Concerning the issue of single or multiple elder leaders in a local church,
there is no scripture which absolutely confirms what the
structure of leadership in the local church
should be; i.e., there is no chapter and verse which mandates either singular or plural elder
leadership. It seems as though Christ has permitted us the
freedom here to establish the local church
structure in such a way that that particular local church can
best fulfill the Great Commission to teach and make disciples. Therefore, when pressed on this
issue, we can only discern God's intent by basing our decision upon the
practice of the New Testament Church,
which will be studied in the following paragraphs.

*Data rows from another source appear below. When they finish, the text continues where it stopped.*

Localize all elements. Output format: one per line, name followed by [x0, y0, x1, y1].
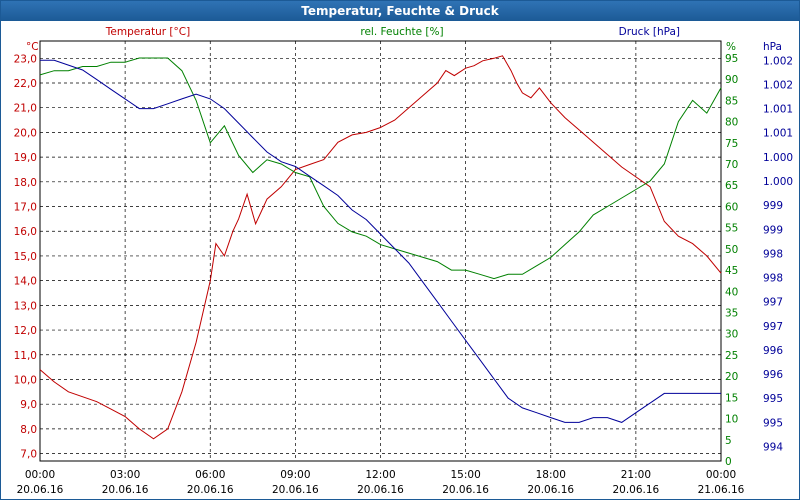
hum-tick-label: 15 — [725, 392, 738, 404]
x-tick-date: 20.06.16 — [612, 484, 659, 496]
pres-tick-label: 996 — [763, 369, 783, 381]
x-tick-date: 20.06.16 — [357, 484, 404, 496]
pres-tick-label: 1.000 — [763, 176, 793, 188]
hum-tick-label: 45 — [725, 265, 738, 277]
temp-tick-label: 10,0 — [14, 374, 37, 386]
hum-tick-label: 20 — [725, 371, 738, 383]
pres-tick-label: 1.001 — [763, 128, 793, 140]
hum-tick-label: 25 — [725, 350, 738, 362]
temp-tick-label: 7,0 — [20, 449, 37, 461]
pres-tick-label: 994 — [763, 442, 783, 454]
hum-axis-unit: % — [726, 41, 736, 53]
temp-tick-label: 11,0 — [14, 350, 37, 362]
pres-tick-label: 997 — [763, 321, 783, 333]
x-tick-date: 21.06.16 — [698, 484, 745, 496]
pres-tick-label: 997 — [763, 297, 783, 309]
ticks: 7,0 8,0 9,0 10,0 11,0 12,0 13,0 14,0 15,0 16,0 17,… — [14, 53, 793, 496]
temp-tick-label: 19,0 — [14, 152, 37, 164]
pres-tick-label: 1.002 — [763, 79, 793, 91]
temp-axis-unit: °C — [26, 41, 39, 53]
hum-tick-label: 85 — [725, 95, 738, 107]
x-tick-date: 20.06.16 — [527, 484, 574, 496]
temp-tick-label: 20,0 — [14, 127, 37, 139]
series-line-hum — [39, 57, 722, 280]
x-tick-time: 00:00 — [25, 469, 55, 481]
temp-tick-label: 21,0 — [14, 103, 37, 115]
hum-tick-label: 75 — [725, 138, 738, 150]
pres-tick-label: 999 — [763, 200, 783, 212]
x-tick-time: 09:00 — [280, 469, 310, 481]
hum-tick-label: 0 — [725, 456, 732, 468]
pres-tick-label: 999 — [763, 224, 783, 236]
temp-tick-label: 12,0 — [14, 325, 37, 337]
x-tick-time: 00:00 — [706, 469, 736, 481]
hum-tick-label: 90 — [725, 74, 738, 86]
temp-axis-title: Temperatur [°C] — [105, 26, 190, 38]
x-tick-time: 18:00 — [536, 469, 566, 481]
window-title: Temperatur, Feuchte & Druck — [1, 1, 799, 21]
x-tick-date: 20.06.16 — [187, 484, 234, 496]
pres-tick-label: 995 — [763, 393, 783, 405]
pres-axis-title: Druck [hPa] — [619, 26, 680, 38]
hum-tick-label: 60 — [725, 201, 738, 213]
temp-tick-label: 22,0 — [14, 78, 37, 90]
x-tick-time: 12:00 — [365, 469, 395, 481]
hum-tick-label: 55 — [725, 223, 738, 235]
hum-tick-label: 95 — [725, 53, 738, 65]
temp-tick-label: 17,0 — [14, 202, 37, 214]
temp-tick-label: 8,0 — [20, 424, 37, 436]
hum-tick-label: 30 — [725, 329, 738, 341]
grid — [40, 41, 721, 461]
hum-tick-label: 50 — [725, 244, 738, 256]
hum-tick-label: 5 — [725, 435, 732, 447]
hum-tick-label: 65 — [725, 180, 738, 192]
x-tick-time: 15:00 — [450, 469, 480, 481]
x-tick-time: 03:00 — [110, 469, 140, 481]
pres-tick-label: 995 — [763, 417, 783, 429]
temp-tick-label: 18,0 — [14, 177, 37, 189]
hum-axis-title: rel. Feuchte [%] — [360, 26, 443, 38]
hum-tick-label: 35 — [725, 308, 738, 320]
pres-tick-label: 1.001 — [763, 104, 793, 116]
series-group — [39, 55, 722, 440]
x-tick-time: 06:00 — [195, 469, 225, 481]
x-tick-time: 21:00 — [621, 469, 651, 481]
pres-tick-label: 998 — [763, 248, 783, 260]
hum-tick-label: 10 — [725, 414, 738, 426]
temp-tick-label: 16,0 — [14, 226, 37, 238]
x-tick-date: 20.06.16 — [272, 484, 319, 496]
series-line-pres — [40, 59, 721, 423]
hum-tick-label: 70 — [725, 159, 738, 171]
x-tick-date: 20.06.16 — [17, 484, 64, 496]
pres-axis-unit: hPa — [763, 41, 782, 53]
temp-tick-label: 9,0 — [20, 399, 37, 411]
hum-tick-label: 80 — [725, 117, 738, 129]
x-tick-date: 20.06.16 — [102, 484, 149, 496]
pres-tick-label: 998 — [763, 273, 783, 285]
pres-tick-label: 1.000 — [763, 152, 793, 164]
pres-tick-label: 996 — [763, 345, 783, 357]
hum-tick-label: 40 — [725, 286, 738, 298]
series-line-temp — [39, 55, 722, 440]
axis-labels: Temperatur [°C] rel. Feuchte [%] Druck [… — [26, 26, 782, 53]
temp-tick-label: 15,0 — [14, 251, 37, 263]
pres-tick-label: 1.002 — [763, 55, 793, 67]
temp-tick-label: 14,0 — [14, 276, 37, 288]
temp-tick-label: 13,0 — [14, 300, 37, 312]
temp-tick-label: 23,0 — [14, 53, 37, 65]
x-tick-date: 20.06.16 — [442, 484, 489, 496]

However, we should keep in mind that
since the Bible does not mandate an answer to this question, its importance
can only be secondary, compared to, and as a means of, fulfilling the purpose of the church.
Have Multiple Elders?
Elder = Bishop = Pastor
Let's examine the three terms: elder, bishop, and pastor. The most revealing passage here is Acts 20 where Paul addresses
an assembly of elders from the various local churches
in the city of Ephesus, just before his final departure from there. In verse
17, these elders are indeed called elders, meaning "old men" or
"spiritually mature men". Then in verse 28, they are called bishops, meaning "overseers". Then, also in
verse 28, we see that they are charged to "feed" or "oversee" the
"flock". The Greek word used here for "feed" is "poimaino", meaning "to
shepherd", and the Greek word used for "flock" is "poimnion", meaning,
of course, "flock". Therefore, we can conclude that this
elder-bishop is also called a pastor, meaning "shepherd", such as in
Ephesians 4:11, since it is his duty to "shepherd the flock" by
teaching and explaining the Bible to them. This is also
obvious from the very words themselves: the bishop is called an
overseer, and what he is overseeing is called a flock, and the job description of
a shepherd is to oversee his flock. This same argument
applies to 1 Peter 5:2, where elders are commanded to "be shepherds" ("poimaino")
. . . "serving as overseers" ("episkopeo"). The terms can be considered to be synonymous.
As to what are the official church "offices", the Bible again allows
much freedom. The word "office" is not explicitly found in the Bible as referring to church
officials. Instead, it is implied as a variation of the word describing the position; i.e., 1 Timothy 3:1
refers to the "office of a bishop" as "episkope", and 1 Timothy 3:10
refers to the "office of a deacon" as "diakoneo".
So, regardless of the formality of the office, we see two positions of leadership in the local church;
that of an elder-bishop-pastor, and that of a deacon.
Now, how many elder-bishop-pastors should there be in one local church?
Remember now, the scriptures don't give us an explicit
command here. However, ancient history gives us some clues
about how the first churches
were structured. We know that the size of
first century commercial cities, such as Ephesus, was very large, even
by today's standards. There had to be multiple congregations
in these cities, because there was no transit system to easily transport
people several miles across town to go to church.
Furthermore, we know that the first churches
met in homes, and not until the 4th century did church
buildings appear on the scene. Therefore, the
plurality of elders seen in passages such as 1 Corinthians 1:2 and 1
Corinthians 14:34, was on a territorial basis; i.e., a plurality of
elders per city, not necessarily per local church.
The scripture that comes closest to giving us the Biblical answer here
is 1 Timothy 3. Here, Paul is listing stringent qualifications
leaders. In verse 2, he refers to "a bishop" as
singular, where, in verse 8, he refers to "deacons" as
plural. Though this is a weak argument, it seems to be the closest we
have for deciding this issue; that each local assembly is intended to have a
single elder-bishop-pastor, and multiple deacons.
On the other hand, the strongest passage against this argument is
probably James 5:14, where those who are sick are to "call for the
elders of the church",
which sounds like a single local church had
multiple elders. This can best be explained by the context of
this letter. Of all the epistles, James was probably the
first one written, probably around 45 AD. No Pauline doctrine was
on the scene yet, and James was writing to Jewish Christians during what
was still a transitional period for them between Judaism and
Christianity. In this context, he probably used the term "the
elders" here as referring to the system of multiple elders in a Jewish
synagogue; something the Jewish Christians could better
understand. This makes sense in light of James 2:21 which
even uses the term "synagogue". As for establishing the structure
of a local church,
we should weigh much more heavily on passages such as
those in 1 Timothy (among the very latest of Paul's epistles--which
more explicitly address local churches), than on the book of James.